Die Entscheidung der Stadt steht fest: Die Kosten für eine Straßenbahn auf der Buslinie 13A wären zu hoch. Der Autobus bleibt, die Verlänger-
ung der Straßenbahnlinien 15, 18 und O haben Priorität.
Um mit dem 13A auf Schiene zu gehen, müssten neue Oberleitungen und Gleise verlegt werden. Zusätzlich müssten in allen betroffenen Bezirken Gehsteige zurück- und Straßen umgebaut werden.

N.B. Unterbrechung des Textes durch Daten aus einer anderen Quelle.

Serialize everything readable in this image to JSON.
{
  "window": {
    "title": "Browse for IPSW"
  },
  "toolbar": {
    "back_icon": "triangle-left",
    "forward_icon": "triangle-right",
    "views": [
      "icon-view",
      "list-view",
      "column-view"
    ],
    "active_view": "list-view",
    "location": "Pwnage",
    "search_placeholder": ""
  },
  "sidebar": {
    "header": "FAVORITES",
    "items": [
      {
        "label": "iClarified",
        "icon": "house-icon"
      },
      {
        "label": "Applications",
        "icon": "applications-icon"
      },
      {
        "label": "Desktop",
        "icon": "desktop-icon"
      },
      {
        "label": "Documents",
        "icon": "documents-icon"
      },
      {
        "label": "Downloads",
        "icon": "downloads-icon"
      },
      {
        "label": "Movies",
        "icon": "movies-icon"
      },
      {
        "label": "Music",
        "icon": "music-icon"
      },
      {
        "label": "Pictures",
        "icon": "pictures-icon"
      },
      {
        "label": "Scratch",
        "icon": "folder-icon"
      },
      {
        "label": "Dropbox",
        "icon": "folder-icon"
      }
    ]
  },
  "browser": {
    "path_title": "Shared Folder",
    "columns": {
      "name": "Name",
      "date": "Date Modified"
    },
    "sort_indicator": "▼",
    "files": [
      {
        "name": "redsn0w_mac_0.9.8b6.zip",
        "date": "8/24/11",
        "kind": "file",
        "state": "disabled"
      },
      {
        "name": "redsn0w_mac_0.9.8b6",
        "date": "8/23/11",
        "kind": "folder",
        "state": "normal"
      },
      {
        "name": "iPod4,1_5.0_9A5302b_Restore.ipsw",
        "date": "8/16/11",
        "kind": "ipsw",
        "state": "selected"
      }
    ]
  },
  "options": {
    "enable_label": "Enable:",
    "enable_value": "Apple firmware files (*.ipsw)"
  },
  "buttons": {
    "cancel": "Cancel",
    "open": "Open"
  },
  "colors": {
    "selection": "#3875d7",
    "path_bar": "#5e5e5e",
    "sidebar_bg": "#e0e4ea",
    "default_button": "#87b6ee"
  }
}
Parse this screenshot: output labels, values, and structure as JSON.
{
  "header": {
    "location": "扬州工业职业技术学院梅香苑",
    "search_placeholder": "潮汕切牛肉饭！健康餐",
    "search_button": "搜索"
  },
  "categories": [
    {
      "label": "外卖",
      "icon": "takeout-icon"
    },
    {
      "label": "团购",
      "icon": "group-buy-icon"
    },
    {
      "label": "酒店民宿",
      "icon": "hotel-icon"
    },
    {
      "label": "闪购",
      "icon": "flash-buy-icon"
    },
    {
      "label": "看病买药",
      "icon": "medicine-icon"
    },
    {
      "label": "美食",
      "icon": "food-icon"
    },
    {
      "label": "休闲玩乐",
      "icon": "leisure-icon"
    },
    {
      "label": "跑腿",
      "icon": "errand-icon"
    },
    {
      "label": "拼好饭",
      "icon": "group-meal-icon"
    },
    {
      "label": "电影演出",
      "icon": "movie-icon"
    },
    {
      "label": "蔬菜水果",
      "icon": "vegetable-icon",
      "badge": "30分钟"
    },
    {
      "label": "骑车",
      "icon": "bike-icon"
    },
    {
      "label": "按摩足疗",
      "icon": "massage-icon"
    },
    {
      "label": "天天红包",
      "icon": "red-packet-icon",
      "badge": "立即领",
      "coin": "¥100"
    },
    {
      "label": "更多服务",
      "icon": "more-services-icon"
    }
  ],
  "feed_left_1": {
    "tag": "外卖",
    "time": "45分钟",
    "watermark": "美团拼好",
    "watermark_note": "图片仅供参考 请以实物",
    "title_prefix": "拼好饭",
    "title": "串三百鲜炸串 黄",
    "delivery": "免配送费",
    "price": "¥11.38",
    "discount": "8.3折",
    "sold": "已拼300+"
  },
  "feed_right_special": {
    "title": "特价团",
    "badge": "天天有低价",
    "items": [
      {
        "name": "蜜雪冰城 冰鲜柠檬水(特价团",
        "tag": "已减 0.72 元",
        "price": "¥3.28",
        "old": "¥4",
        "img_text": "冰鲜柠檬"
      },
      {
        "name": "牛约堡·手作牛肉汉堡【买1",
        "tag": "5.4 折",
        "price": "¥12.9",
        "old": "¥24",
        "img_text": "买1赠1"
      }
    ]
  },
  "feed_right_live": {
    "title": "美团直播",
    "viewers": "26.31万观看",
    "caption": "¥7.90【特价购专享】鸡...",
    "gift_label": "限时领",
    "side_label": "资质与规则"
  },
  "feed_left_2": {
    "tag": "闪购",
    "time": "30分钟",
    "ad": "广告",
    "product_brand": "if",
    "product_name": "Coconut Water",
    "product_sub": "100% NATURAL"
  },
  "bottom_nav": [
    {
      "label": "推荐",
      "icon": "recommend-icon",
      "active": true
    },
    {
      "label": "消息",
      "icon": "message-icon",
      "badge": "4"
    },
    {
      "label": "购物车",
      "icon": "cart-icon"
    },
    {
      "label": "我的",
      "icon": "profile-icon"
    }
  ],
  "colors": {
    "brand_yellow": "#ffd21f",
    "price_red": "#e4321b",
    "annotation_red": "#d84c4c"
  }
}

Beliebteste Buslinie Wiens
Bezirksvorsteherin Renate Kaufmann versteht die Entscheidung: „Eine Verbesserung für die Fahrgäste hätte ich mir durch die Straßenbahn nicht erwartet. Eine Bim wird genauso wie der Bus durch Staus oder schlecht geparkte Autos am Weiterkommen gehindert.“
Die Wiener Linien kennen das Problem der überfüllten Busse. Deshalb wurden die Intervalle in den letzten Jahren bereits verkürzt. „Der 13A ist eine der beliebtesten Buslinien Wiens. Zu Spitzenzeiten kommt alle drei Minuten ein Bus“, so Dominik Gries, Sprecher der Wiener Linien.
Laut Gries wird laufend mit den Bezirken und der Stadt über Ampelregelungen und Busspuren verhandelt, um längere Wartezeiten zu vermeiden. Er betont aber auch, dass der Bus nur einer von vielen Verkehrsteilnehmern ist und die Wiener Linien nicht entscheiden, wie der Straßenraum eingeteilt wird.